The hardest part about Christmas is not shaking off the lingering effects of tryptophan at 2 AM while shopping on Black Friday. The hardest part is not squeezing SUVs into compact parking spaces at the mall or outjoying cranky checkout clerks. The hardest part is not choosing the perfect (and budget fitting) gift for the picky person in your life. The hardest part is not securing the tree straight in the stand. The hardest part is not troubleshooting strands of dead lights or even dealing with deadbeats around the dinner table. The hardest part is not paying off all the credit card bills by May. The hardest part about Christmas is caring.

No sentiment from a Hallmark holiday movie or lick from a thick peppermint stick can guarantee to get your heart in the mood. No matter how much the thirsty needles on your tree smell like they might burst into flame, no decorated indoor fir can catch your heart on fire. Celebrating the first coming of Christ and letting that party push us to wait even more eagerly for His next coming is hard heart work.

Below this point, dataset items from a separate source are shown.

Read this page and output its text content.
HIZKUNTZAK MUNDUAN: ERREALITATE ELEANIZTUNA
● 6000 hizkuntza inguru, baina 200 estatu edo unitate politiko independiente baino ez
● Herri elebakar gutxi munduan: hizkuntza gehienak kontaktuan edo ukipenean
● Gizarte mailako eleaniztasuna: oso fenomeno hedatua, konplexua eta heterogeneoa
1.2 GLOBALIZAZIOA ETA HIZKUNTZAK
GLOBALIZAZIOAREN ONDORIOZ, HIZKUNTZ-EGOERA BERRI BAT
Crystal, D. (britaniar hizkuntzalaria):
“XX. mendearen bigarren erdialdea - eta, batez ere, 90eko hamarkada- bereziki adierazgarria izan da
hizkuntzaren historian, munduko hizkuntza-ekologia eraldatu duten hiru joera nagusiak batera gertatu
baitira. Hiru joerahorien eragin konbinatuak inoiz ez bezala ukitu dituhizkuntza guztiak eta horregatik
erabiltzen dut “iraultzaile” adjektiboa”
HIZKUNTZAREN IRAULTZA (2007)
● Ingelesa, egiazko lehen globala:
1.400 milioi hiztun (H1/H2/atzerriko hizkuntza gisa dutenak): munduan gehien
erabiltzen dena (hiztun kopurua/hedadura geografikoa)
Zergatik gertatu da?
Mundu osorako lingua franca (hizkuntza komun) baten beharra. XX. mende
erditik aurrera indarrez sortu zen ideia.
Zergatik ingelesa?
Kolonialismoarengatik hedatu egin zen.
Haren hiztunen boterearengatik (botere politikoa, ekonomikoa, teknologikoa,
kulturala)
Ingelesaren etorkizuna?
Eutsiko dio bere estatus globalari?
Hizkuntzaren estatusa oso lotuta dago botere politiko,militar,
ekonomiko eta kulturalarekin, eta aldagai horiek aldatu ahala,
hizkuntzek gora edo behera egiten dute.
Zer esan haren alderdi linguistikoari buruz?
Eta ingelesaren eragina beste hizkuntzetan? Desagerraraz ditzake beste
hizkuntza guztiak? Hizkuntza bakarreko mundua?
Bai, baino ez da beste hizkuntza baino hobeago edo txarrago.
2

The liturgy of the season is an advantage to us if we repent and believe. As is true of our worship every Lord’s day, confessing and communing, offering and singing, praying and receiving the Word challenge us to be renewed in love for Christ. So setting up trees and giving gifts, baking ham and greeting family, all provide cover for cold hearts or provide discipline to melt them.

Is your preparation for the 25th increasing your anticipation of the great day? Are you pursuing holiness more these days, not only so that you’ll be ready for righteous rejoicing on Christmas, but also so that you’ll be ready for Christ’s return? If not, now is a great time to confess the sin that strangles sanctification and hope so that we can enjoy more of both on Tuesday.